BY ADRIANNE JEFFRIES
“This is certainly a first for Prineville. This is one of the largest economic development projects in the history of Central Oregon,” says Jason Carr, a manager at Economic Development for Central Oregon, a nonprofit that worked on the deal.
Carr says Facebook has already brought business to local restaurants, hotels, hardware stores and contractors. He now gets calls from companies who heard about the Facebook project in the Wall Street Journal and suddenly want to know more about Prineville. The “Prineville Data Center” page on Facebook has about 4,000 fans, dozens of whom posted thank-you notes, hearty welcomes and job inquiries in the comments section. One commenter from Bend wrote, “Honestly, as a Central Oregonian, how can anyone think this is anything but wonderful?”
More than 400,000 people disagree. That’s how many have joined a Facebook campaign opposing the data center, part of a full green guilt assault launched by Greenpeace less than a month after Facebook broke ground.
The digital age is supposed to be a greener era. Instead of driving to work, we telecommute.
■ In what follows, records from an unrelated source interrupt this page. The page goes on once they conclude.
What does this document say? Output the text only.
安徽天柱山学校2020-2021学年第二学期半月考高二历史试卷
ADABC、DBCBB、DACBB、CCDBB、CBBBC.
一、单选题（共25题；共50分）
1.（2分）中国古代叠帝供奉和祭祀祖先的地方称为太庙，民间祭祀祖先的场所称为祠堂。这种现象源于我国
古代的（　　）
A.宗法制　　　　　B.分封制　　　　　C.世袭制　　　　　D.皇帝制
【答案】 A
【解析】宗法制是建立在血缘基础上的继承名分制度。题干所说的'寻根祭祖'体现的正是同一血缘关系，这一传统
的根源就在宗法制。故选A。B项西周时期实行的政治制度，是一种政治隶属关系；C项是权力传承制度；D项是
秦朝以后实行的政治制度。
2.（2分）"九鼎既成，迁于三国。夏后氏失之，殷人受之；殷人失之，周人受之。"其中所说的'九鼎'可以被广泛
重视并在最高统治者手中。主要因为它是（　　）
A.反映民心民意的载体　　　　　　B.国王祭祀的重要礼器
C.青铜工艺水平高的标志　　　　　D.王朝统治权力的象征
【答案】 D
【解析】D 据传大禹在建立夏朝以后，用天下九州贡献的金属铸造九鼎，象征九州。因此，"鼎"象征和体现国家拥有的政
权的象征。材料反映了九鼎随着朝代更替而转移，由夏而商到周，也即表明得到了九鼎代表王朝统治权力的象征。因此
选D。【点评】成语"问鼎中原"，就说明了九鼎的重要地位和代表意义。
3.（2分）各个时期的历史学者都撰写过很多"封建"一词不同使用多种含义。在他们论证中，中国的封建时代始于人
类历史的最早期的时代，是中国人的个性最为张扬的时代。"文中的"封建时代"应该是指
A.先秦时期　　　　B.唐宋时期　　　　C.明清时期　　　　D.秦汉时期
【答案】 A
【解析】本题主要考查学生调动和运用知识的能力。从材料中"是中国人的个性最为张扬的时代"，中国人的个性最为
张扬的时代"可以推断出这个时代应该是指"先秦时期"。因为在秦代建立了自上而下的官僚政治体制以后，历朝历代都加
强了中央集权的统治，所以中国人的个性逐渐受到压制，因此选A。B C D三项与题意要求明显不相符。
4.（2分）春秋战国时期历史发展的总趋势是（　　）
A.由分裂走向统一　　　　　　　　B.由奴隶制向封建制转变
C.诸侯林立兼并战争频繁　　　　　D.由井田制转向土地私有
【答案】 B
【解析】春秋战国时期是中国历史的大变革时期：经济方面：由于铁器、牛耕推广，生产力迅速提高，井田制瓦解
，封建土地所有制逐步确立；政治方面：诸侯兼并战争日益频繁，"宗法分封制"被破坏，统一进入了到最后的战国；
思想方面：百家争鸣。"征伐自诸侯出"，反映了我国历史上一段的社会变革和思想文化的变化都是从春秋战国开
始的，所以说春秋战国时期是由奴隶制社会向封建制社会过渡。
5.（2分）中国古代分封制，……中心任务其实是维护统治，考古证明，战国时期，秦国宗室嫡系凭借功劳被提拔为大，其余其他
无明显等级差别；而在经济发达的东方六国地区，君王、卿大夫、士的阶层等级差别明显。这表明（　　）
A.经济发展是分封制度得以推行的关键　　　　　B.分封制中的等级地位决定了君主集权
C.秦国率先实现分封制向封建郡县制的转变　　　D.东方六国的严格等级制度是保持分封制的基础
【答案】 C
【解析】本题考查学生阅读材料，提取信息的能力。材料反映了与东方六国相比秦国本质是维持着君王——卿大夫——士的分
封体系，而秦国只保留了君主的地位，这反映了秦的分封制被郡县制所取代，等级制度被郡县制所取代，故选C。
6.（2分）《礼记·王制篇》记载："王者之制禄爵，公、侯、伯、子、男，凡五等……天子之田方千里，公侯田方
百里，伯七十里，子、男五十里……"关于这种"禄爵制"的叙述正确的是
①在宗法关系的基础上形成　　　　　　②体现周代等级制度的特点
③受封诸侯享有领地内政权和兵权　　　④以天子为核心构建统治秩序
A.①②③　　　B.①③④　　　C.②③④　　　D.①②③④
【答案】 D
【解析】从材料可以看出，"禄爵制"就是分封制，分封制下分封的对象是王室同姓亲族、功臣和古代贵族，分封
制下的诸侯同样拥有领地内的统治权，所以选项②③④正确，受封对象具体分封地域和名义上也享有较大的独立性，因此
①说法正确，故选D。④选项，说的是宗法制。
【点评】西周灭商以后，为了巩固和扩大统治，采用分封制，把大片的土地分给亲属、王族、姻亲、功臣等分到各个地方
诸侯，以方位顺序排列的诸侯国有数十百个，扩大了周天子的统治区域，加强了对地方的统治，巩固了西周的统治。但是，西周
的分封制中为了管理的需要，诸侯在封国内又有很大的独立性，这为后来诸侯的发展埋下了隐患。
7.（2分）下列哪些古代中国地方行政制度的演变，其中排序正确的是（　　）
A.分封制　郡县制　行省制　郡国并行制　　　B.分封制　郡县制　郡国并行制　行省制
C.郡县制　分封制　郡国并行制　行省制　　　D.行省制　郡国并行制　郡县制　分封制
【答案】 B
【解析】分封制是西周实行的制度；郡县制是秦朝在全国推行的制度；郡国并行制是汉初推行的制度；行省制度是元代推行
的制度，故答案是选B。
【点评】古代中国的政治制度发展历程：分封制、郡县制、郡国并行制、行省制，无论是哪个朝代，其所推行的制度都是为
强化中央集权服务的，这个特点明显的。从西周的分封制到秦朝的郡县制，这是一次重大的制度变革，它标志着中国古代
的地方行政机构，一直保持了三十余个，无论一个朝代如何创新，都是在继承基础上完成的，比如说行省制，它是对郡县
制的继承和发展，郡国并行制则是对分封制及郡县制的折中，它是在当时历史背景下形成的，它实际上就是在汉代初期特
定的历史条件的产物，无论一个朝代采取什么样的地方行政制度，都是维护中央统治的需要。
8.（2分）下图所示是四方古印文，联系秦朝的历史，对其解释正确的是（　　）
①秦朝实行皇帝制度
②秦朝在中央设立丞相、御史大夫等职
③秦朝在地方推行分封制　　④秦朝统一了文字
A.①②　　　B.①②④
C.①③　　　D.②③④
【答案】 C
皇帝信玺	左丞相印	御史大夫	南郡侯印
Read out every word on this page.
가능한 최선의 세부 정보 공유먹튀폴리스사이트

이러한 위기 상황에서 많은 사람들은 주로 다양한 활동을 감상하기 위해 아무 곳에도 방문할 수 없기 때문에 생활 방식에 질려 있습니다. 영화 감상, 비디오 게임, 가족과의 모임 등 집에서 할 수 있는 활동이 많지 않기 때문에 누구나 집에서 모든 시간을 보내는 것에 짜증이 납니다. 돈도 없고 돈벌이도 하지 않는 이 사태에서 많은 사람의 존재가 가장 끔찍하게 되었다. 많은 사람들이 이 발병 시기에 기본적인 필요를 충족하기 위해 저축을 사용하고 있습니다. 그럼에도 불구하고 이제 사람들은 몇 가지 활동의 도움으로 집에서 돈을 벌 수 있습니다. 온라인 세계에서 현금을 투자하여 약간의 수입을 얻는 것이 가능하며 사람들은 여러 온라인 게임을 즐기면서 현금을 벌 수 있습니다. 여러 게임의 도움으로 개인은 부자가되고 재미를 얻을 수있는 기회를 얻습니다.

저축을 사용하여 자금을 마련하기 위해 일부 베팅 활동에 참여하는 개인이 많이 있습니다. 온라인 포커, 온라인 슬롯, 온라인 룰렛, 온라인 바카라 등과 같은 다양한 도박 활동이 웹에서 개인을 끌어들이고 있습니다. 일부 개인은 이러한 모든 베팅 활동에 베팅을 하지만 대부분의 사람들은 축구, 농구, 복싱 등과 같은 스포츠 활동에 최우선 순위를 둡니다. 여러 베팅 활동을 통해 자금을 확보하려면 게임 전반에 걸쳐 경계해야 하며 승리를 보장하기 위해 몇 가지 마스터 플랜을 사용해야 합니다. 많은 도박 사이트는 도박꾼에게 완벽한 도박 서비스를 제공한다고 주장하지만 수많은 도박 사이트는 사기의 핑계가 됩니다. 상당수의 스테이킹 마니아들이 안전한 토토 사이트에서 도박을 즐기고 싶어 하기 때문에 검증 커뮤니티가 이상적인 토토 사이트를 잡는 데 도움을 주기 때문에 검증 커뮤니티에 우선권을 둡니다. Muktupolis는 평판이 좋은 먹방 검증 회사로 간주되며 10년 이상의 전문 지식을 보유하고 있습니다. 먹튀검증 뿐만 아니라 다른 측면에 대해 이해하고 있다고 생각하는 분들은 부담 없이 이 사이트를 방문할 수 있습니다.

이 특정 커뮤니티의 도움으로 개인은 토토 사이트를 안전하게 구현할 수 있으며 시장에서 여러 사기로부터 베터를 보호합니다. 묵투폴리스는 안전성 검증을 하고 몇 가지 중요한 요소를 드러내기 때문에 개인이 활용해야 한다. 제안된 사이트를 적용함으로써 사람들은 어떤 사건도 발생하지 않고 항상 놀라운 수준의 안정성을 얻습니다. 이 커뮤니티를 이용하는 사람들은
Instead of killing trees, we send emails appended with “please don’t print this.” But despite the analogy, the Internet is not a cloud. Every bit of data lives on a hard drive somewhere that is always on. Electricity generation is the leading source of carbon emissions in the U.S., and data centers are notorious power hogs; Facebook estimates its new data center will consume between 30 and 40 megawatts of electricity, says Carr, enough to power all the homes in Prineville more than twice over. That would make it one of the largest power users in Oregon.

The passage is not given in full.